Past two seasons he has been competing in two different series, TC2000 and Turismo Carretera, each year. He captured the 2008 championship in the TC2000 series after finishing 5th the previous season despite missing three events.
During the 2009 season López raced in no less than three championships. Winning the TC2000 with three wins and six poles from 12 starts. He also triumphed as champion of the Top Race V6 series with five wins and eight poles. He was runner-up in the Turismo Carretera Argentina with two wins and five poles.
Charlotte to Córdoba. Drivers Wanted. Cash preferred.
The announcement of a new American team was greeted with great enthusiasm both at home and abroad.
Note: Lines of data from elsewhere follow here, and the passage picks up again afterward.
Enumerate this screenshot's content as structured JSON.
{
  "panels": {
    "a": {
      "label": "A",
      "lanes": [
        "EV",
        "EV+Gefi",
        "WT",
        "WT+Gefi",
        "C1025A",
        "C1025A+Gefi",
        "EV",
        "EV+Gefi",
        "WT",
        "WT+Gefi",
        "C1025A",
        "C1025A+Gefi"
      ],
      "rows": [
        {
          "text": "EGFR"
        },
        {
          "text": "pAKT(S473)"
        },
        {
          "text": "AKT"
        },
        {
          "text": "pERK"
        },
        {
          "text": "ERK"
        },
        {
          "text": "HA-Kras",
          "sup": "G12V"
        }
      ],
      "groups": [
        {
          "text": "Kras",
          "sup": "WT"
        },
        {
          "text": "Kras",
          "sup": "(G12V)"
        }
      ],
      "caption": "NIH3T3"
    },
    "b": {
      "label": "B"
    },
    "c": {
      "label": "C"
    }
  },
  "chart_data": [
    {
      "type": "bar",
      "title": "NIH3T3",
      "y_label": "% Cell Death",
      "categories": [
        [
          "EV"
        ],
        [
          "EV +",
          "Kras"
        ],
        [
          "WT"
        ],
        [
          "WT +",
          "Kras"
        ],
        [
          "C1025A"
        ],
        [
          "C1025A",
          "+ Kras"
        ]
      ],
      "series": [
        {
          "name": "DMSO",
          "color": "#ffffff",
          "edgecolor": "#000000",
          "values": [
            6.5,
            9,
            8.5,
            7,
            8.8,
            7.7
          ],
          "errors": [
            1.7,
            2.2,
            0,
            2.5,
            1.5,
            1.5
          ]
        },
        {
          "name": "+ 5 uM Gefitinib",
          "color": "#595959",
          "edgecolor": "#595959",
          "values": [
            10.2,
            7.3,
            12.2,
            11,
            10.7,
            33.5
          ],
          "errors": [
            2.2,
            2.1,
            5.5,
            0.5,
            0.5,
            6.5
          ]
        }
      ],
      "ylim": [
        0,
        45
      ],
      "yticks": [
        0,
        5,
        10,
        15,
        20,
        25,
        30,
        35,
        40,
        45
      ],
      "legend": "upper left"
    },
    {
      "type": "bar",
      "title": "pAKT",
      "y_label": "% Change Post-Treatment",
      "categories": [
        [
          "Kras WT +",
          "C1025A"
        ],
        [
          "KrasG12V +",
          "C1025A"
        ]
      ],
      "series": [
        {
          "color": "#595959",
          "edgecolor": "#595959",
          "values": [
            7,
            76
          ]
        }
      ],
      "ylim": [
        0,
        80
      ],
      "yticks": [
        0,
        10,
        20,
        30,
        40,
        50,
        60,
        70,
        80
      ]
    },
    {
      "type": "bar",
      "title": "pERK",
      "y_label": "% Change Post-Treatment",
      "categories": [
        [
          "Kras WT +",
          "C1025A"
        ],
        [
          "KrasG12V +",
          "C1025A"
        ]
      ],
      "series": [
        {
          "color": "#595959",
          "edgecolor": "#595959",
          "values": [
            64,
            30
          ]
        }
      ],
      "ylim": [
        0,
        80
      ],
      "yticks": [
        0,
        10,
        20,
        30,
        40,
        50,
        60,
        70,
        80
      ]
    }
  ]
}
Bold claims of rejecting experienced F1 drivers flashing millions of dollars for a seat gave a much needed ray of hope to young American drivers who prefer to make right and left turns for success in racing.
Chad Hurley, co-founder of You Tube, was introduced as a major investor which gave the impression America’s Team had deep pockets, especially now that You Tube is part of the Google Empire.
First sign of back tracking on home grown talent in the cockpit came with the concern over no American drivers available with super license. Jonathan Summerton’s name was high on the list as one of the few American drivers with race winning credentials in major overseas racing series, from A1GP in Shanghai to F3 Euro Series at Hockenheim. It is hard to believe that an effort was not made to provide him the necessary seat-time to qualify for a super license. And Yuji Ide can make it to the Grand Prix grid!
With López on board USF1 team the car will reportedly feature advertising from Argentine beef and tourism industry, the same consortium which suported “Lole” when he landed in Europe in the 70s. The same “Lole” who once had Peter Windsor as his manager and now holds government office in his native state, Santa Fe.
Back to the future.
Let’s hope there is some for young American drivers soon at USF1.